The quadrilateral formed by joining the mid-points of the sides of a quadrilateral ABCD, taken in order, is a rhombus, if

The correct option is D: diagonals of ABCD are equal.

Given: ABCD is a quadrilateral in which P, Q, R, and S are the midpoints of AB, BC, CD, and DA respectively.
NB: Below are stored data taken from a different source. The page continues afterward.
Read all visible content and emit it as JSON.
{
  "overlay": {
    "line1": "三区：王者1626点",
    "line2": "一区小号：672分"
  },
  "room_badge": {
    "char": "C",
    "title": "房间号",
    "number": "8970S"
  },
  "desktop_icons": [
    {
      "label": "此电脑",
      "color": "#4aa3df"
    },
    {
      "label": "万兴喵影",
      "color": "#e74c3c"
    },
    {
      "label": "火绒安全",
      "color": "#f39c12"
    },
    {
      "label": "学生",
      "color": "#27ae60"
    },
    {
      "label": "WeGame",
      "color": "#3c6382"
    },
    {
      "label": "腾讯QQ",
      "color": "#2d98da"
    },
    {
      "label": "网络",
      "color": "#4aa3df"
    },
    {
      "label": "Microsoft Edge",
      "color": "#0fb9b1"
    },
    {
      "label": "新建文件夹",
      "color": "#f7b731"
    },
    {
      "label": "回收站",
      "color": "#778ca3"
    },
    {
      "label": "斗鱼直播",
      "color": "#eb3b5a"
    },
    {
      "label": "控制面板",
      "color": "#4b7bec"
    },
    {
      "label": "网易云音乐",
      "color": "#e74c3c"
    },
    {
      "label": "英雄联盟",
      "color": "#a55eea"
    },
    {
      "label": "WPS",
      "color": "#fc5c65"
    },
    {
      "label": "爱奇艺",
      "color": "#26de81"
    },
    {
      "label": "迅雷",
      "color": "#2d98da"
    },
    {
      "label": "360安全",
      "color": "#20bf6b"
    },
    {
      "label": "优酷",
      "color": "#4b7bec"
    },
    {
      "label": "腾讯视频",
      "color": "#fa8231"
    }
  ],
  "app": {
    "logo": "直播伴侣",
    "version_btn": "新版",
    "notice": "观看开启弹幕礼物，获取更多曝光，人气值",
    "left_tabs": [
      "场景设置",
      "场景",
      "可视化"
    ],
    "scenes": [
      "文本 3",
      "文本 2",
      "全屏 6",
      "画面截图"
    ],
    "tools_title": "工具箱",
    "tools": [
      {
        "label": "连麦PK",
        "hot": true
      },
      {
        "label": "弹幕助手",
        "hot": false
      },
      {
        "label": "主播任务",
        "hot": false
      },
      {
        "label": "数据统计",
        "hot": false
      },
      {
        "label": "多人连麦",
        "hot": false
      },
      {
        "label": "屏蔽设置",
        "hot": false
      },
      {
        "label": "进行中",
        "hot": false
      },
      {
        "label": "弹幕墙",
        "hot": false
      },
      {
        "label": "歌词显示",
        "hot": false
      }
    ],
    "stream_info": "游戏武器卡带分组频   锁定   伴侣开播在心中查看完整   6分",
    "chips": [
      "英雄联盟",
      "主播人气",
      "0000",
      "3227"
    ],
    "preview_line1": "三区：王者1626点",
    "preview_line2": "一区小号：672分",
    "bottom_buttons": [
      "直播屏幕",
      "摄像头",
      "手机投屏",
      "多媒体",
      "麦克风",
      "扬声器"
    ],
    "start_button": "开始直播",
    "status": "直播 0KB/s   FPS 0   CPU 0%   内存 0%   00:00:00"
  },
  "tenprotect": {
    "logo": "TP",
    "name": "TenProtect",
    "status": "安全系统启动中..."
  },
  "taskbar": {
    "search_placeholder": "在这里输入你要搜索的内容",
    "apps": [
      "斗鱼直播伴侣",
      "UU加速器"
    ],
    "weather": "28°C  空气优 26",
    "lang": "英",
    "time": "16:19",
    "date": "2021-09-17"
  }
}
And PQRS is a rhombus.

In triangle ABD, we have

P and Q are the midpoints of AB and AD respectively.

$\therefore PS\parallel BD$ and $PS=\frac{1}{2}BD\dots \dots \left(i\right)$ [By midpoint theorem]

In triangle BCD, we have

R and Q are the midpoints of CD and BC respectively.

$\therefore RQ\parallel BD,RQ=\frac{1}{2}BD\dots \dots \left(ii\right)$ [By midpoint theorem]

In triangle ADC, we have

S and R are the midpoints of AD and CD respectively.

$\therefore SR\parallel AC$ and $SR=\frac{1}{2}AC\dots \dots \left(iii\right)$ [By midpoint theorem]

In triangle ABC, we have

P and Q are the midpoints of AB and BC respectively.

$\therefore PQ\parallel AC$ and $PQ=\frac{1}{2}AC\dots \dots \left(iv\right)$ [By midpoint theorem]

PQRS is a rhombus.

so, $PQ=QR=RS=PS\dots \dots \left(v\right)$

Therefore, $AC=BD$ [Using eq.(i), (ii), (iii), (iv), (v)]

Hence, the diagonal of ABCD are equal.